Las aguas del Guadalete, al encontrarse con el Atlántico, acogen un mosaico de pequeñas embarcaciones que descansan sobre su cauce. Son barquitas de madera, algunas de vivos colores y otras gastadas por el tiempo y la sal, testigos de innumerables jornadas de pesca y travesías entre mareas cambiantes. Se mecen con la corriente, reflejando en su vaivén la calma de los días serenos o la impaciencia de los vientos levantinos que azotan la bahía.
Cada barca cuenta su historia. Las hay que se han convertido en un segundo hogar para pescadores curtidos, que a golpe de remo o motor se adentran en la marisma. Algunas, de casco aún firme, desafían los años y siguen surcando las aguas con la dignidad de antaño, mientras otras, medio hundidas, yacen como reliquias de un pasado marinero, con la pintura descascarillada y el nombre apenas legible en la popa.
Buscando inspiración a la orilla del Guadalete observando las barquitas en el río Guadalete
No faltan las que, convertidas en refugios improvisados, son perchas para gaviotas que vigilan desde su altura el paso de los barcos mayores rumbo a puerto. Otras, arrumbadas en la arena, esperan que unas manos hábiles las restauren, devolviéndoles el esplendor perdido.

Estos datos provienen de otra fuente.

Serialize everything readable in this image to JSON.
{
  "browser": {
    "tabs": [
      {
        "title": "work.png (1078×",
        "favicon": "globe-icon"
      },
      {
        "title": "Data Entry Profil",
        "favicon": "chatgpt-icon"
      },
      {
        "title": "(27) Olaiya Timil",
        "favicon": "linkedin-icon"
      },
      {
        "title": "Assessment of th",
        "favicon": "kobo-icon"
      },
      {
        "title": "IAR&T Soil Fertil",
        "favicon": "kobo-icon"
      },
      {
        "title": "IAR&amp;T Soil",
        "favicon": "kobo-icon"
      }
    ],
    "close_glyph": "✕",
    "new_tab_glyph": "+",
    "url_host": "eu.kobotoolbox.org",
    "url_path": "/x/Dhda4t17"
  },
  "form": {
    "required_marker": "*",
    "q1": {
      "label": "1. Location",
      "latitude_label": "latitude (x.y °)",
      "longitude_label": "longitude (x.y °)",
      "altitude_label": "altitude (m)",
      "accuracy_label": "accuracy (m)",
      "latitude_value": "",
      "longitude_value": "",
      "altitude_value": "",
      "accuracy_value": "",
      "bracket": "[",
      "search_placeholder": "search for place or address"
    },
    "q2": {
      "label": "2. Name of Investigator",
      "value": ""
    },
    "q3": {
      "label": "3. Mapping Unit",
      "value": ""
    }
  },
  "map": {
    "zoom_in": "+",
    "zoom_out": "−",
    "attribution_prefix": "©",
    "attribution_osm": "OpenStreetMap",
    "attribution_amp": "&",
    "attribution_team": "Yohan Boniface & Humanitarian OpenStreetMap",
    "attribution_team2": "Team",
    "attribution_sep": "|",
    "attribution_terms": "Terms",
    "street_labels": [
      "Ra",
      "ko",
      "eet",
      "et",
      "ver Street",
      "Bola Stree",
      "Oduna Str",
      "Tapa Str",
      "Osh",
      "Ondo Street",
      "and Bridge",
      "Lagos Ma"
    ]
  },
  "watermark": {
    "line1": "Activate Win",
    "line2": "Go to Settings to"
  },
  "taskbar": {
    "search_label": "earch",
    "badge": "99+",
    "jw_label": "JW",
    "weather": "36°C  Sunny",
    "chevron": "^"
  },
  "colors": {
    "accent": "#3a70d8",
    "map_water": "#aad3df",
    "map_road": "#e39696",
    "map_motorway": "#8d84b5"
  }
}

Durante las primeras horas del alba, los reflejos dorados del sol se deslizan sobre sus cubiertas húmedas, mientras los pescadores preparan redes y aparejos con la destreza de quienes han hecho del río su vida. Y al atardecer, cuando el cielo se viste de naranjas y púrpuras, las barquitas, alineadas como guardianas de la desembocadura, parecen sumirse en un letargo paciente, sabiendo que pronto volverán a surcar las aguas en busca de nuevos días y nuevas mareas.